The opinion of the court was delivered by
Hebard J.The facts detailed do not amount to a payment. There is a difference between making a payment of *499a subsisting debt, and doing that, which, on suit being brought, amounts to a defence. A tender of money is not payment, unless it is received. And the same is true of specific arti- . .... cíes. The idea of a payment carries along with it the supposition that the money, or other thing, was delivered by the payor to the payee, and by him received. Controversies have arisen in relation to the construction that should be put upon the aet of receiving specific articles — whether they were received in payment of an existing debt, or for some other purpose ; but there can be no reason for calling an offer to pay, a payment, when the offer was refused. In this case, the winnowing-mills were not received by the plaintiff actually or constructively. Nor does it appear that he ever knew that the mills were set apart for him ; or even that any had been made. Under this state of facts it would be absurd to call this a payment. This disposes of the first plea.
The second plea in bar presents a different question ; and the plea being demurred .to, it only becomes necessary to inquire whether there is enough set forth to amount to a defence.

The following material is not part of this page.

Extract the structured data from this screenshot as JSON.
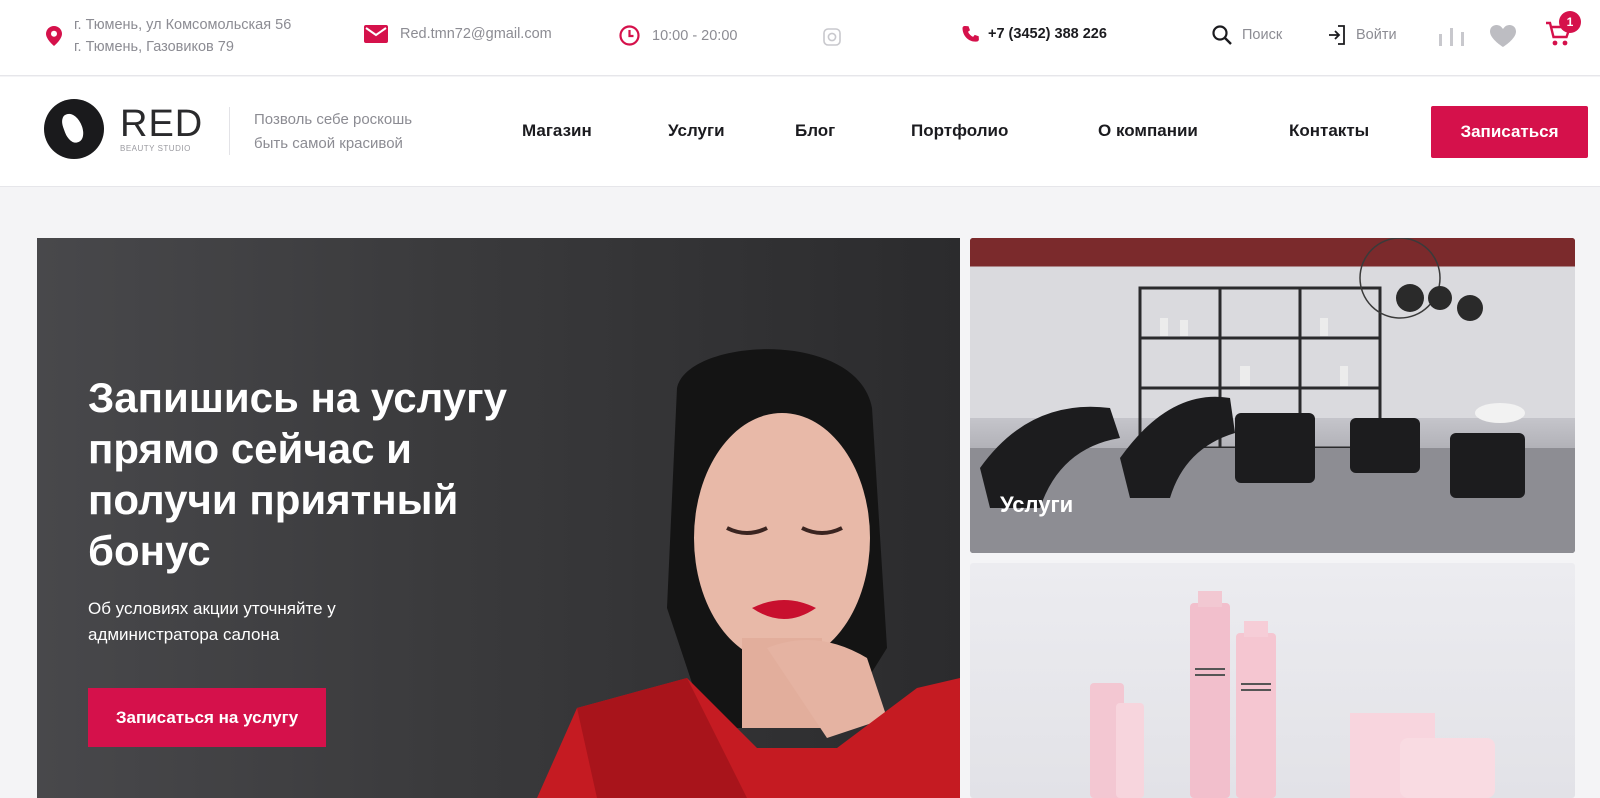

The two important averments in this plea are, that the plaintiff promised, in consideration that the defendants would make and deliver these mills, that he would receive them in full discharge of the judgment; and, the corresponding one, that the defendants, relying upon said promise, did make and deliver them. The inquiry here is not, whether the facts set forth in the plea are true, for the plaintiff by demurring, admits them. Now taking the facts set forth to be true, why should not the plaintiff be bound and concluded by them ? The objection is, that there was no consideration for the promise ; but this objection is not well founded. One promise is a good consideration for another; but more especially when both parties, as in this case, have acted under the agreement. Not to hold the plaintiff to his promise, in this case, would be to enable him to practice a fraud upon the defendants. They, relying upon his promise, had made the winnowing-mills. Suppose that, instead of being winnowing-mills, the agreement had been, like the case of Mattison v. Wescott, 13 Vt. 258, for a set of gravestones, worth little, except for the person for whom they were designed; or, *500which would be a still stronger case, but the same in principle, suppose the agreement had been for a set of family portraits, having no value, except for the particular use and design for which they were made, the injustice of the law that would allow him to absolve himself from such an engagement, would be most manifest.
If, as in the case of Mattison v. Wescott, for such an agreement and promise, an action can be sustained to recover money, there can be no satisfactory reason assigned, why the contract, after being fulfilled, may not be applied agreeably to its terms, in extinguishment of an existing indebtedness.
Judgment of the county court upon the demurrer is reversed, and judgment for the defendants.